Items come off the list for three reasons: the underlying priority has changed; the avoidance has become automatic and no longer needs a conscious commitment; or you've decided, deliberately, that the thing is actually worth doing after all. All three are legitimate.
Items get added quarterly too. As your work and priorities evolve, new activities or behaviours emerge as worth avoiding. The list lives.
The Uncomfortable Part
A specific failure mode: adding items to the not-to-do list without actually committing to them. The list becomes aspirational — a catalogue of things you wish you were avoiding but continue to do. This is worse than having no list, because it creates a lie you tell yourself.
The discipline: don't list something unless you're actually going to avoid it. If you're not committed, it doesn't belong on the list.
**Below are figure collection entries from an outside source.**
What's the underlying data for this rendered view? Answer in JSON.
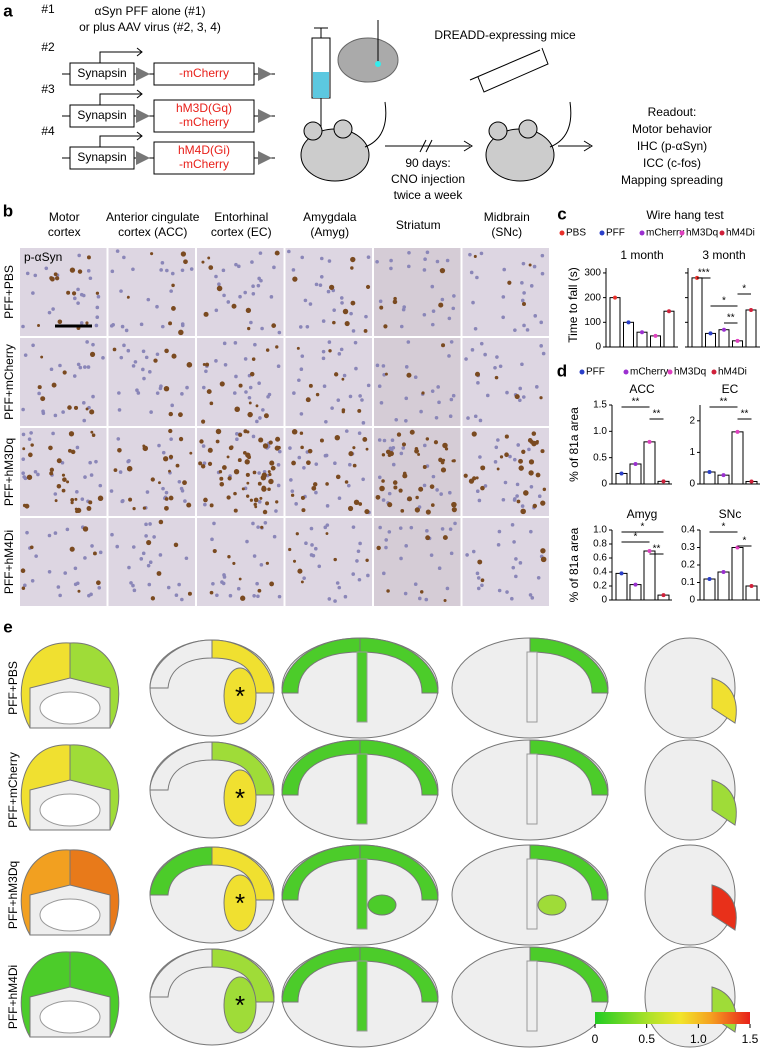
{
  "panel_a": {
    "label": "a",
    "first_id": "#1",
    "title_lines": [
      "αSyn PFF alone (#1)",
      "or plus AAV virus (#2, 3, 4)"
    ],
    "constructs": [
      {
        "id": "#2",
        "promoter": "Synapsin",
        "gene": [
          "-mCherry"
        ]
      },
      {
        "id": "#3",
        "promoter": "Synapsin",
        "gene": [
          "hM3D(Gq)",
          "-mCherry"
        ]
      },
      {
        "id": "#4",
        "promoter": "Synapsin",
        "gene": [
          "hM4D(Gi)",
          "-mCherry"
        ]
      }
    ],
    "mice_label": "DREADD-expressing mice",
    "treatment": [
      "90 days:",
      "CNO injection",
      "twice a week"
    ],
    "readout": [
      "Readout:",
      "Motor  behavior",
      "IHC (p-αSyn)",
      "ICC (c-fos)",
      "Mapping spreading"
    ]
  },
  "panel_b": {
    "label": "b",
    "stain": "p-αSyn",
    "columns": [
      [
        "Motor",
        "cortex"
      ],
      [
        "Anterior cingulate",
        "cortex (ACC)"
      ],
      [
        "Entorhinal",
        "cortex (EC)"
      ],
      [
        "Amygdala",
        "(Amyg)"
      ],
      [
        "Striatum"
      ],
      [
        "Midbrain",
        "(SNc)"
      ]
    ],
    "rows": [
      "PFF+PBS",
      "PFF+mCherry",
      "PFF+hM3Dq",
      "PFF+hM4Di"
    ]
  },
  "panel_c": {
    "label": "c",
    "title": "Wire hang test",
    "legend": [
      {
        "name": "PBS",
        "color": "#e8302a"
      },
      {
        "name": "PFF",
        "color": "#2a3fc9"
      },
      {
        "name": "mCherry",
        "color": "#9b30d0"
      },
      {
        "name": "hM3Dq",
        "color": "#e040c0"
      },
      {
        "name": "hM4Di",
        "color": "#d0203a"
      }
    ],
    "ylabel": "Time to fall (s)",
    "ylim": [
      0,
      320
    ],
    "yticks": [
      0,
      100,
      200,
      300
    ],
    "groups": [
      {
        "name": "1 month",
        "values": [
          200,
          100,
          60,
          45,
          145
        ],
        "significance": []
      },
      {
        "name": "3 month",
        "values": [
          280,
          55,
          70,
          25,
          150
        ],
        "significance": [
          "***",
          "*",
          "**",
          "*"
        ]
      }
    ]
  },
  "panel_d": {
    "label": "d",
    "legend": [
      {
        "name": "PFF",
        "color": "#2a3fc9"
      },
      {
        "name": "mCherry",
        "color": "#9b30d0"
      },
      {
        "name": "hM3Dq",
        "color": "#e040c0"
      },
      {
        "name": "hM4Di",
        "color": "#d0203a"
      }
    ],
    "ylabel": "% of 81a area",
    "plots": [
      {
        "title": "ACC",
        "ylim": [
          0,
          1.5
        ],
        "yticks": [
          0,
          0.5,
          {
            "value": 1,
            "label": "1.0"
          },
          1.5
        ],
        "values": [
          0.2,
          0.38,
          0.8,
          0.05
        ],
        "significance": [
          "**",
          "**"
        ]
      },
      {
        "title": "EC",
        "ylim": [
          0,
          2.5
        ],
        "yticks": [
          0,
          1,
          2
        ],
        "values": [
          0.38,
          0.28,
          1.65,
          0.08
        ],
        "significance": [
          "**",
          "**"
        ]
      },
      {
        "title": "Amyg",
        "ylim": [
          0,
          1.0
        ],
        "yticks": [
          0,
          0.2,
          0.4,
          0.6,
          0.8,
          {
            "value": 1,
            "label": "1.0"
          }
        ],
        "values": [
          0.38,
          0.22,
          0.7,
          0.07
        ],
        "significance": [
          "*",
          "*",
          "**"
        ]
      },
      {
        "title": "SNc",
        "ylim": [
          0,
          0.4
        ],
        "yticks": [
          0,
          0.1,
          0.2,
          0.3,
          0.4
        ],
        "values": [
          0.12,
          0.16,
          0.3,
          0.08
        ],
        "significance": [
          "*",
          "*"
        ]
      }
    ]
  },
  "panel_e": {
    "label": "e",
    "rows": [
      "PFF+PBS",
      "PFF+mCherry",
      "PFF+hM3Dq",
      "PFF+hM4Di"
    ],
    "marker": "*",
    "colorbar": {
      "lim": [
        0,
        1.5
      ],
      "ticks": [
        0,
        0.5,
        {
          "value": 1,
          "label": "1.0"
        },
        1.5
      ]
    }
  }
}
Some things belong on a "considering avoiding" list, which is a different document — a working-through exercise rather than a commitment.
The list's credibility to yourself depends on follow-through. An honest not-to-do list of seven items you actually avoid is more valuable than an aspirational list of twenty items you're half-following. Smaller and real beats bigger and notional.
The Meta-Question
The deeper value of maintaining a not-to-do list is that it forces you to confront, periodically, what you're actually optimising for. You can't meaningfully avoid things without knowing what you're avoiding them in favour of. The exercise surfaces the question every quarter: what are my real priorities? Are the things I'm avoiding actually in conflict with them, or am I using avoidance as an excuse?
Most senior professionals think they know what they're optimising for — career progression, family, specific projects. When they sit down to write the not-to-do list, they often discover that their actual behaviour suggests a different set of priorities. The list is diagnostic. What you're willing to avoid reveals what you actually prioritise, as distinct from what you'd claim to prioritise.
This is uncomfortable and useful. Over a career, the cumulative effect of the quarterly confrontation is clarity — a closer match between stated priorities and actual time allocation than most peers ever achieve. The gap between what people say they value and what their calendars show is, for many professionals, the entire difference between a coherent career and a drifting one. The not-to-do list closes the gap slowly.
The Buffett Frame, Revisited
Buffett's original advice — circle five, avoid the other twenty — is more radical than most people accept. It suggests that the activities outside your top five are actively damaging to your top five. Not neutral. Damaging.
This is uncomfortable because we like to believe we can do many things well. Buffett's argument, borne out by his own career of famously narrow focus, is that real excellence requires the elimination of diluting activities, not just the addition of focused ones. You can't build a top-five career while also doing a dozen other things at 60% intensity. The twenty secondary items will steal time, attention, and emotional energy from the five, and the five will suffer.
The implication: the not-to-do list is not a nice-to-have for ambitious people. It's structurally necessary. The person who claims to have "too many priorities to pick just five" is usually a person whose top priorities aren't actually going to be achieved. The ruthlessness of the Buffett exercise is not an aesthetic choice. It's what the math of focus requires.